Archimedes captured the larger idea of leverage:

"Give me a lever long enough and a fulcrum on which to place it, and I shall move the world." - Archimedes

Tools create leverage. They help us do more with less. The printing press, computers, smartphones, the internet, ChatGPT, and mental models all changed what individuals and groups could accomplish.

The useful skill is not tool worship. It is tool fluency: knowing what a tool is good for, where it fails, and how it changes the work.

6. Learning How to Code

Learning to code is learning to think with structure. It is like learning a new language, except the language lets you give instructions to a computer.

Like math, coding cannot be learned only by reading about it.

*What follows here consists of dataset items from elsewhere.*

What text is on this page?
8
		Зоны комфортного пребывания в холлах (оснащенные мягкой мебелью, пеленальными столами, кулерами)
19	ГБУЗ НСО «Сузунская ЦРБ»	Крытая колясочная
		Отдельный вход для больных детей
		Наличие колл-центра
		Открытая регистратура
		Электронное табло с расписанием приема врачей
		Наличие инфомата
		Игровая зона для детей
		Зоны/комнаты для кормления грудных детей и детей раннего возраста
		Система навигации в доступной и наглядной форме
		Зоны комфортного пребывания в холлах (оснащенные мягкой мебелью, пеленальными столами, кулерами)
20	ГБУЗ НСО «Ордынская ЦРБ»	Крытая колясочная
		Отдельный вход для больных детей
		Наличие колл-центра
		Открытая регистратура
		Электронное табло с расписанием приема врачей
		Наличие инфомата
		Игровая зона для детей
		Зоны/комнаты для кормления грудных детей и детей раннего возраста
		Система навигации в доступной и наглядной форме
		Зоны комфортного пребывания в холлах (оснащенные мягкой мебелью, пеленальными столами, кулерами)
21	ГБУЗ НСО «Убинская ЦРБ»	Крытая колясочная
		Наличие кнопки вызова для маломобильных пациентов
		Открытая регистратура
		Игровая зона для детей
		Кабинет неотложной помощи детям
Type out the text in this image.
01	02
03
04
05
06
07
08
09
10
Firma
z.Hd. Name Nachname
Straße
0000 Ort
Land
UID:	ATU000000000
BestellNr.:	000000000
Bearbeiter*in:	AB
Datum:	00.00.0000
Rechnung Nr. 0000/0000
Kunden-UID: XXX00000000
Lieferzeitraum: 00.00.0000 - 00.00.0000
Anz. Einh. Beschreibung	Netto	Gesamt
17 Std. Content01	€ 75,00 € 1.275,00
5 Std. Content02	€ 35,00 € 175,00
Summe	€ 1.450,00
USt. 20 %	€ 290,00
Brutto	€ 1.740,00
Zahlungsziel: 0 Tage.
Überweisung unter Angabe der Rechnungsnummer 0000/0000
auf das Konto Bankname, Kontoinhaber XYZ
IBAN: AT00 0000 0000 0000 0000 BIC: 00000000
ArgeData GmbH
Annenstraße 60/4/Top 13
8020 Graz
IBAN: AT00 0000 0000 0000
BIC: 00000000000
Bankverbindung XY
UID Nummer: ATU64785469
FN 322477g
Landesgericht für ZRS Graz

You have to practice. The reward is not only the ability to build software. Coding also teaches decomposition, debugging, logic, systems thinking, and patience.

As software continues to shape daily life, basic coding literacy helps us understand the systems we use. Every online order, recommendation feed, search result, and app workflow is shaped by instructions someone wrote.

There are still many free ways to learn the fundamentals, including code.org, Computer programming at Khan Academy, and open course libraries. But in the age of agentic AI, learning to code also means learning how to describe intent clearly, break problems into steps, review generated code, test behavior, and stay responsible for the final result.

Two useful reminders:

"Everybody should learn to program a computer because it teaches you how to think." - Steve Jobs

"You might not think that programmers are artists, but programming is an extremely creative profession. It's logic-based creativity." - John Romero

A useful question to ask yourself: which durable skill would make you more adaptable no matter what the next tool looks like?